Deng, D., Chen, Z., Jia, L, Bu J, Ye M, Sun L, Gen Y, Wen Z, Chen G & Fang B. (2019). Treatment of hospital-acquired pneumonia with multi-drug resistant organism by Buzhong Yiqi decoction based on Fuzheng Quxie classical prescription: study protocol for a randomized controlled trial. Trials, 20(817).
Min, J. Y., Kim, H. J., Yoon, C., Lee, K., Yeo, M., & Min, K. B. (2018). Hospital-Acquired Pneumonia among Inpatients via the Emergency Department: A Propensity-Score Matched Analysis. International journal of environmental research and public health, 15(6), 1178. https://doi.org/10.3390/ijerph15061178.
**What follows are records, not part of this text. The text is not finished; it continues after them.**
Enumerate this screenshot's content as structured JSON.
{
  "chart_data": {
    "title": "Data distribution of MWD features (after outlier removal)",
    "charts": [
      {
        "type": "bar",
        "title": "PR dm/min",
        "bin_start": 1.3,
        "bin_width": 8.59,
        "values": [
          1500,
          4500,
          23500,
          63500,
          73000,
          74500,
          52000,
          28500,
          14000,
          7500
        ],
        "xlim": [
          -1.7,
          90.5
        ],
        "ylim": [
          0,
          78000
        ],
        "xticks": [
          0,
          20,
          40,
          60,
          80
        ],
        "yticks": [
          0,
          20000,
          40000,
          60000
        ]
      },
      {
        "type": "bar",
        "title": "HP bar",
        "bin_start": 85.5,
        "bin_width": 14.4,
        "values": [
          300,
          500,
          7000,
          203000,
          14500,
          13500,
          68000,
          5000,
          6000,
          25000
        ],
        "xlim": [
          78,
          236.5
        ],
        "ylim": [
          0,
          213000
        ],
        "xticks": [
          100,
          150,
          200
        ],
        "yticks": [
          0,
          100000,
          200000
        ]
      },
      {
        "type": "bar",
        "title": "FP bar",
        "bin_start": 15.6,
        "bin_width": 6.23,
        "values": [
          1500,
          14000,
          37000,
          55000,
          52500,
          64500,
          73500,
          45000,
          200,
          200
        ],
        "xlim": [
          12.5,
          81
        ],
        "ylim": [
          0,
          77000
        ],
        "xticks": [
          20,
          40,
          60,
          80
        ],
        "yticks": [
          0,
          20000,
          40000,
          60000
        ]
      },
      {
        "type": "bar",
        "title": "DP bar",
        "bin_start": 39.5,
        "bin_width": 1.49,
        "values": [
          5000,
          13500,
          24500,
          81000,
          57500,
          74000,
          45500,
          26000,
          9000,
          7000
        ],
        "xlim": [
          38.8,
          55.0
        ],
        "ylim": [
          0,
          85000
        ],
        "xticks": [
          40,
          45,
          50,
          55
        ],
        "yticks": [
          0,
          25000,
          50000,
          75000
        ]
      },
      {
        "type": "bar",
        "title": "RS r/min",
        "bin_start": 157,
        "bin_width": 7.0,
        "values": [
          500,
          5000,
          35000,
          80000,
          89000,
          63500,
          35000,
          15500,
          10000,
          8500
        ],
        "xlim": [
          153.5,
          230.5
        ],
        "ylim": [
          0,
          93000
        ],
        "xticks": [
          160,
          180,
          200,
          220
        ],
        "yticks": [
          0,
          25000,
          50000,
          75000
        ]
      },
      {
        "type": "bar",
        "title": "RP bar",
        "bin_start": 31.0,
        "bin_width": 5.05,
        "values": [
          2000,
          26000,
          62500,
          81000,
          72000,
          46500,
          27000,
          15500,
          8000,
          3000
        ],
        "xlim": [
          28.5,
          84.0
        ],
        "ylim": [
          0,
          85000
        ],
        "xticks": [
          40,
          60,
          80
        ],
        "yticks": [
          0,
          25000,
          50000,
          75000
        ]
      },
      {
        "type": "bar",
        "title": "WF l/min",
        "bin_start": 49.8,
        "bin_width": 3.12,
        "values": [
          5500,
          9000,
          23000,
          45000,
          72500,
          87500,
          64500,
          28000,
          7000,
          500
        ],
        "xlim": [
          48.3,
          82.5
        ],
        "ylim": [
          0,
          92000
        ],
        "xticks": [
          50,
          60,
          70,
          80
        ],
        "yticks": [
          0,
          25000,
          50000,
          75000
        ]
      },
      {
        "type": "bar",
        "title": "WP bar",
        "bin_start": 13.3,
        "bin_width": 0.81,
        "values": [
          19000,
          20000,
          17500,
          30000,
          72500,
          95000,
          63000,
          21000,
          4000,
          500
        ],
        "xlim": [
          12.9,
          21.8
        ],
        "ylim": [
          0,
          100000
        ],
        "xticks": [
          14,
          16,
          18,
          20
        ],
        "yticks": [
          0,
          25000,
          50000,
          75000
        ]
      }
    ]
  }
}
Pássaro, L., Harbarth, S. & Landelle, C. (2016). Prevention of hospital-acquired pneumonia in non-ventilated adult patients: a narrative review. Antimicrob Resist Infect Control, 5(43 (20).
Torres-García, M., Pérez Méndez, B. B., Sánchez Huerta, J. L., Villa Guillén, M., Rementería Vazquez, V., Castro Diaz, A. D., López Martinez, B., Laris González, A., Jiménez-Juárez, R. N., & de la Rosa-Zamboni, D. (2019). Healthcare-Associated Pneumonia: Don’t Forget About Respiratory Viruses. Frontiers in pediatrics, 7(168).